The undeniable truth is that you are meant for greatness. There is only one version of you in the universe. Despite this awareness, many of us remain small and paralyzed by fear. External opinions easily influence us, leading us to doubt ourselves instead of trusting our potential.
It takes practice to stand firm without allowing others to define the extent of your talents and the brilliance of your gifts. By taking daily action – even a tiny step – and staying committed to your goals, you reshape your beliefs and gradually loosen the grip others have on you over time.
Remember, fear is a natural human emotion that protects us from harm. However, when the fear of judgment prevents you from believing in yourself, traps you in a cycle of proving yourself, or leads you to seek validation and approval from others, adopting Wayne Dyer’s mantra becomes crucial: “What other people think of me is none of my business.” This mindset has truly impacted me.
4. Strengthen your inner validation

Maintaining a positive self-image despite external opinions requires increasing your internal validation.
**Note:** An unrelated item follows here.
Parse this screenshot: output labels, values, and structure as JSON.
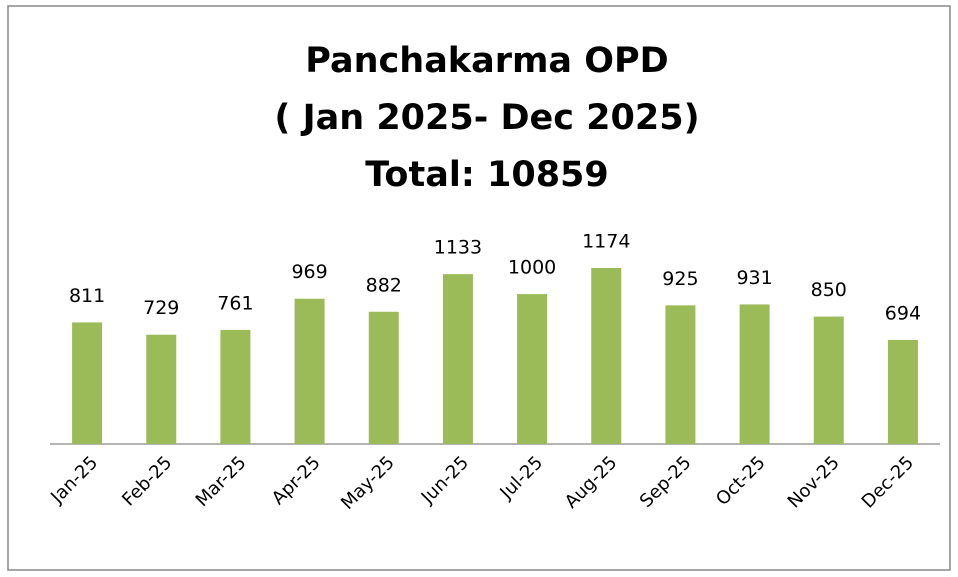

By nurturing self-approval from within, you become less reliant on seeking validation from others. Embracing who you are, standing by your values, and acknowledging your strengths and weaknesses allows for resilience against judgments. Developing a well-formed sense of self-awareness fosters resilience, bravery, and self-acceptance that don’t rely on external validation.
It is essential to understand that seeking praise from others is a form of external validation. Receiving compliments and criticisms objectively without emphasizing either serves as a reminder that how you feel about yourself matters most. Therefore, don’t let praises dictate everything you do.
5. Reframe your fears

Constantly outrunning your fear of judgment can be draining. A helpful approach is altering how you perceive your fears by reducing deficit-biased thinking.
A powerful question to ponder is, “What if?.” Embrace curiosity in every situation. Ask yourself, “What is the best-case scenario? What is the most favorable thing that could happen at this moment?” Imagining the desired outcomes can transform your fears into excitement and build confidence in your abilities without relying on external validation or approval.
Reframing our fears whenever they arise, we break free from the limitations holding us back and reclaim our ability to embrace our potential. In those moments, we confidently publish our book, unveil our art, deliver a keynote, create a new course or launch our dream business.
When we stop caring about what others think of us, we reclaim our freedom and develop a positive self-image. It’s important to remember that not everyone’s opinions deserve equal attention. Some individuals may judge us based on their insecurities and limitations, aiming to diminish us. Others can teach us valuable lessons and motivate us to strive for our best selves as we navigate our inner critic and pursue our aspirations.
Source:
- Thornton, E. R. (2015). How Often Do You Judge People Unfairly? What Is the Cost? [Psychology Today].